In fact, we’ve gotten to the point where the anti-marriage forces, supposedly in support of Christian values, have enshrined an non-Christian definition of marriage (“one man, one woman” without “for life”) into constitutions all over the country.
posted by TomJeffersonIII on
‘I support civil unions, but not gay marriage’ MAY be a working short-term compromise to provide short-term/more immediate help to gay couples in more conservative States.
The problem is (1) many of the State ballot measures that ban gay marriage also ban civil unions. People pushing for the amendments often lie about this particular point and, frankly, I have not seen too many of these conservatives ‘Yes, to civil unions, no to gay marriage’ really make a fuss about it.
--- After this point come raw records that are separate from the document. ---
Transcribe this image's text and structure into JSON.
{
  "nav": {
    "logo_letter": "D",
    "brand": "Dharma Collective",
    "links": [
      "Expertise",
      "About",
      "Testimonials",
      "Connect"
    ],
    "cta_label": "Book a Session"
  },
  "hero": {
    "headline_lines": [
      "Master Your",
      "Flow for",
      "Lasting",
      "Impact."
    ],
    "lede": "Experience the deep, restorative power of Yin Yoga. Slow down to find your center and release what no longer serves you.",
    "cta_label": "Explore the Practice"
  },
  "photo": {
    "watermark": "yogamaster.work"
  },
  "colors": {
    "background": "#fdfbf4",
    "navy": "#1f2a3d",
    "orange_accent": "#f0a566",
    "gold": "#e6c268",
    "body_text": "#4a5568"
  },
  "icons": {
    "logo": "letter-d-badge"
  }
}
A Federal Civil Unions bill? Well, that is not a horrible idea, it provide some immediate relief for same-sex couples, but is it a serious cause or just being floated around so that people who oppose marriage equality, can sleep better at night?
posted by Jay on
It is difficult to give Blankenhorn and Marquardt much credit for their opposition to the North Carolina amendment. They are not opposed to it because it causes harm to gay people; they are opposed to it because it harms the “marriage movement,” by which they mean to movement to deprive gay people of equal marriage rights. In addition, it seems a smart career move, and for Blankenhorn that is always the paramount consideration, especially not that he realizes he may have chosen the wrong career move in joining the crusade against gay marriage. See the blog by Claude Summers at glbtq.com. He isn’t impressed with the editorial either.
posted by Barry Deutsch on
David, your blog post makes it sound as if the editorial was written by David Blankenhorn alone. It was actually co-written by Blankenhorn and Elizabeth Marquardt; not crediting her for her work is a mistake.
I’m an occasional guest-blogger on Elizabeth and David’s blog, and I think that this editorial represents a real improvement in their views. (Although they might claim that their views haven’t changed, the fact is, they haven’t written any editorials like this in the past.) I actually have hope that in time one or both of them will become pro-equal marriage.